Most importantly, Americans are dying from illegal drugs at rising and alarming rates. These deaths are also the result of the drug war because government prohibition makes drugs more potent, more impure, more dangerous, more addictive, and more deadly.

People who sell illegal drugs want their products to be as concentrated as possible in order to avoid detection from law enforcement. They are not trying to kill their customers, but in black markets sellers are not held accountable by law or competition. If McDonald's sold a hamburger that killed one customer it would affect its sales around the globe and they would be prosecuted and sued for millions of dollars. The same is true for all businesses in the free market.

The solution is to end prohibition and all government involvement with drugs in the same way we left Vietnam. No prohibition, no law enforcement, no government distribution centers, no regulation, no controls, just abandon government drug control like we abandoned Vietnam — completely and in disgrace for what we had done. Vietnam was a complete basket case when we left and has improved a great deal in many ways, including abandoning communist economics and allowing some freedom of religion.

Drug legalization will also lead to improvements because sellers will be legally liable for selling drugs that harm their customers by causing overdoses and death, or to minors. Before prohibition, Bayer sold heroin and Coca Cola sold cocaine and nobody died as a result from overdose. Marijuana is still safer than alcohol, tobacco, and most FDA-approved prescription drugs, even though it has greatly increased in potency under prohibition.

Sellers will also not be shooting guns at their competitors. Drug gangs will lose their source of funding. There will be plenty of space in prison for real criminals. The corruption and bribery that infects our entire law enforcement and legal system will be purged.

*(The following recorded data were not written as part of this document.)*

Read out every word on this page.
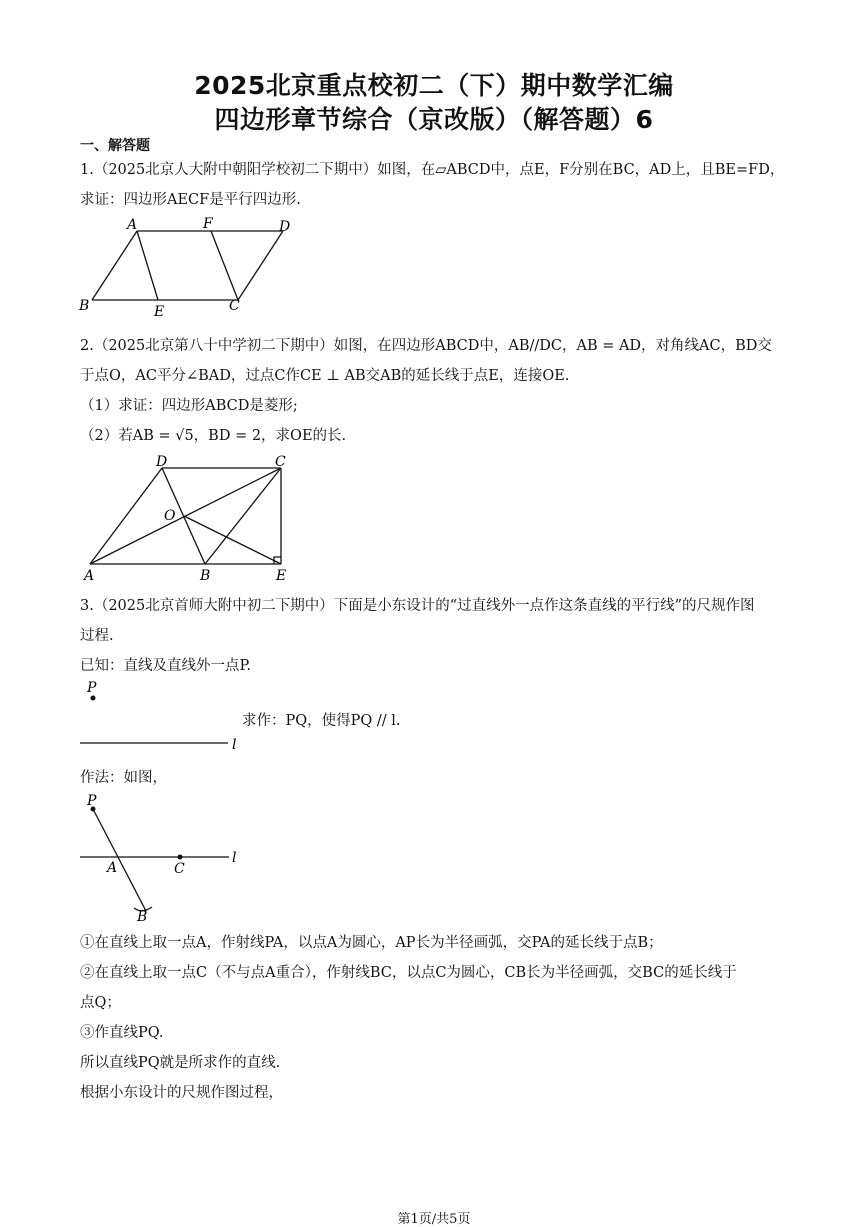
2025北京重点校初二（下）期中数学汇编
四边形章节综合（京改版）（解答题）6
一、解答题
1.（2025北京人大附中朝阳学校初二下期中）如图，在▱ABCD中，点E，F分别在BC，AD上，且BE=FD，
求证：四边形AECF是平行四边形.
A	F	D
B	E	C
2.（2025北京第八十中学初二下期中）如图，在四边形ABCD中，AB//DC，AB = AD，对角线AC，BD交
于点O，AC平分∠BAD，过点C作CE ⊥ AB交AB的延长线于点E，连接OE.
（1）求证：四边形ABCD是菱形;
（2）若AB = √5，BD = 2，求OE的长.
D	C
O
A	B	E
3.（2025北京首师大附中初二下期中）下面是小东设计的“过直线外一点作这条直线的平行线”的尺规作图
过程.
已知：直线及直线外一点P.
P
l
求作：PQ，使得PQ // l.
作法：如图，
P
A	C
B
l
①在直线上取一点A，作射线PA，以点A为圆心，AP长为半径画弧，交PA的延长线于点B；
②在直线上取一点C（不与点A重合），作射线BC，以点C为圆心，CB长为半径画弧，交BC的延长线于
点Q；
③作直线PQ.
所以直线PQ就是所求作的直线.
根据小东设计的尺规作图过程，
第1页/共5页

Of course we must do more to help those who abuse or who might potentially abuse drugs. As individuals we must be prepared to help our friends, family, and coworkers. As a nation we must also be prepared with "tough love." To that end we should eliminate the so-called social safety net that allows individuals to abuse drugs and pass the cost onto society.

Programs such as welfare, unemployment insurance, and government-provided healthcare and insurance all must go. The job market provides a great incentive to not abuse drugs. Drug abusers get lower paying jobs, fewer promotions, and are fired at a much higher rate than those who do not abuse drugs. By providing welfare and unemployment insurance we unwittingly encourage drug abuse and bad behavior by creating what is called a moral hazard because we as a nation bail out people for their bad behavior.

Government subsidized health care must also go. Mandates that require hospitals and emergency rooms to take on all customers whether they can pay or not is a grand inducement to bad behavior with drugs. There were nearly 20,000 drug overdoses in 2004 and most of them ended up in hospitals unable to pay for their treatment. Think of all the drug gang violence that ends up sending un-paying customers to emergency rooms all over the country night after night. Subsidizing drug abuse and ruining our health care system is not the right approach.

Victory will be achieved when we all realize that the drug war prohibition is just another Vietnam — a morally reprehensible and intellectually dishonest crusade of self delusion. It cannot end too soon.